Any bill would have to pick up 60 votes in the Senate to avoid death by filibuster then go on to run the gauntlet of House concurrence and earn a signature from Trump to become law.

Manchin, facing reelection in 2018, is a moving target when it comes to gun control. While he is an avowed National Rifle Association member despite the organization’s criticism of him, Manchin opposed West Virginia’s constitutional carry law which was strongly backed by the group.
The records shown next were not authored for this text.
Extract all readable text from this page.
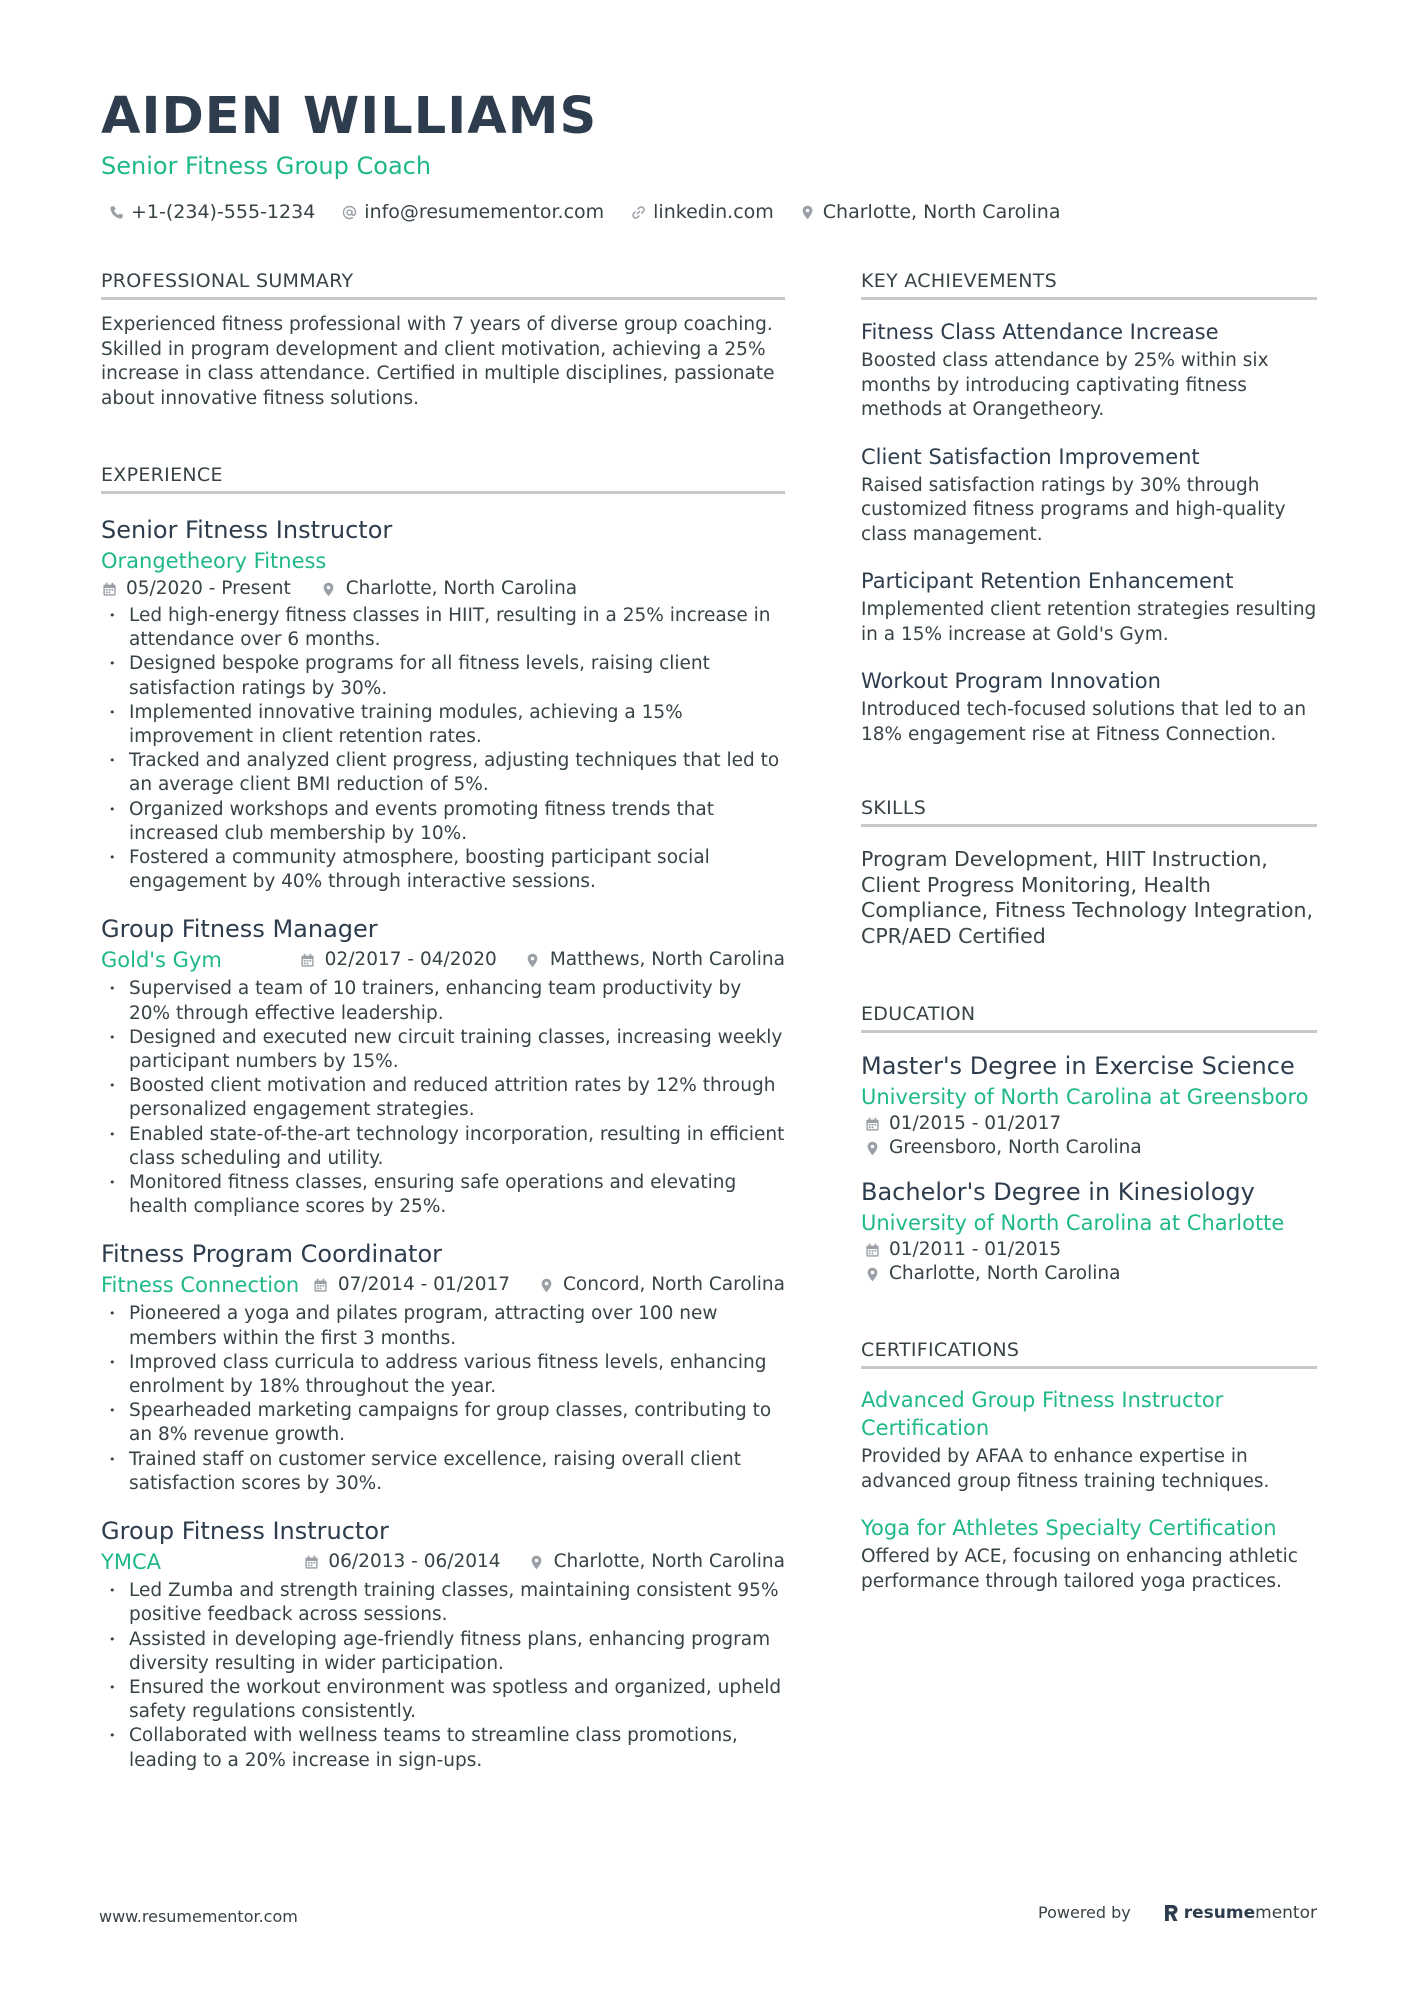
AIDEN WILLIAMS
Senior Fitness Group Coach
+1-(234)-555-1234	info@resumementor.com	linkedin.com	Charlotte, North Carolina
PROFESSIONAL SUMMARY
Experienced fitness professional with 7 years of diverse group coaching. Skilled in program development and client motivation, achieving a 25% increase in class attendance. Certified in multiple disciplines, passionate about innovative fitness solutions.
EXPERIENCE
Senior Fitness Instructor
Orangetheory Fitness
05/2020 - Present	Charlotte, North Carolina
• Led high-energy fitness classes in HIIT, resulting in a 25% increase in attendance over 6 months.
• Designed bespoke programs for all fitness levels, raising client satisfaction ratings by 30%.
• Implemented innovative training modules, achieving a 15% improvement in client retention rates.
• Tracked and analyzed client progress, adjusting techniques that led to an average client BMI reduction of 5%.
• Organized workshops and events promoting fitness trends that increased club membership by 10%.
• Fostered a community atmosphere, boosting participant social engagement by 40% through interactive sessions.
Group Fitness Manager
Gold's Gym	02/2017 - 04/2020	Matthews, North Carolina
• Supervised a team of 10 trainers, enhancing team productivity by 20% through effective leadership.
• Designed and executed new circuit training classes, increasing weekly participant numbers by 15%.
• Boosted client motivation and reduced attrition rates by 12% through personalized engagement strategies.
• Enabled state-of-the-art technology incorporation, resulting in efficient class scheduling and utility.
• Monitored fitness classes, ensuring safe operations and elevating health compliance scores by 25%.
Fitness Program Coordinator
Fitness Connection 07/2014 - 01/2017	Concord, North Carolina
• Pioneered a yoga and pilates program, attracting over 100 new members within the first 3 months.
• Improved class curricula to address various fitness levels, enhancing enrolment by 18% throughout the year.
• Spearheaded marketing campaigns for group classes, contributing to an 8% revenue growth.
• Trained staff on customer service excellence, raising overall client satisfaction scores by 30%.
Group Fitness Instructor
YMCA	06/2013 - 06/2014	Charlotte, North Carolina
• Led Zumba and strength training classes, maintaining consistent 95% positive feedback across sessions.
• Assisted in developing age-friendly fitness plans, enhancing program diversity resulting in wider participation.
• Ensured the workout environment was spotless and organized, upheld safety regulations consistently.
• Collaborated with wellness teams to streamline class promotions, leading to a 20% increase in sign-ups.
KEY ACHIEVEMENTS
Fitness Class Attendance Increase
Boosted class attendance by 25% within six months by introducing captivating fitness methods at Orangetheory.
Client Satisfaction Improvement
Raised satisfaction ratings by 30% through customized fitness programs and high-quality class management.
Participant Retention Enhancement
Implemented client retention strategies resulting in a 15% increase at Gold's Gym.
Workout Program Innovation
Introduced tech-focused solutions that led to an 18% engagement rise at Fitness Connection.
SKILLS
Program Development, HIIT Instruction, Client Progress Monitoring, Health Compliance, Fitness Technology Integration, CPR/AED Certified
EDUCATION
Master's Degree in Exercise Science
University of North Carolina at Greensboro
01/2015 - 01/2017
Greensboro, North Carolina
Bachelor's Degree in Kinesiology
University of North Carolina at Charlotte
01/2011 - 01/2015
Charlotte, North Carolina
CERTIFICATIONS
Advanced Group Fitness Instructor Certification
Provided by AFAA to enhance expertise in advanced group fitness training techniques.
Yoga for Athletes Specialty Certification
Offered by ACE, focusing on enhancing athletic performance through tailored yoga practices.
www.resumementor.com	Powered by	resume mentor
In 2014, he was one of only two Democrats to vote against President Obama’s nominee for Surgeon General, Vivek Murthy, who drew fire from gun rights advocates over statements he had made classifying gun violence as a public health issue.

“I don’t believe it’s appropriate for America’s number one doctor to participate in political activism,” Manchin said at the time.

Since the new Congress began session Manchin, who has moved up in minority leadership positions, has been among the few Dems to cross the aisle and back President Trump’s more polarizing nominations including Alabama Sen. Jeff Sessions as Attorney General and Judge Neil Gorsuch for the Supreme Court. On the only piece of pro-gun legislation to be signed by Trump so far this year, a repeal of an Obama-era Social Security gun ban, Manchin went with the Republican majority.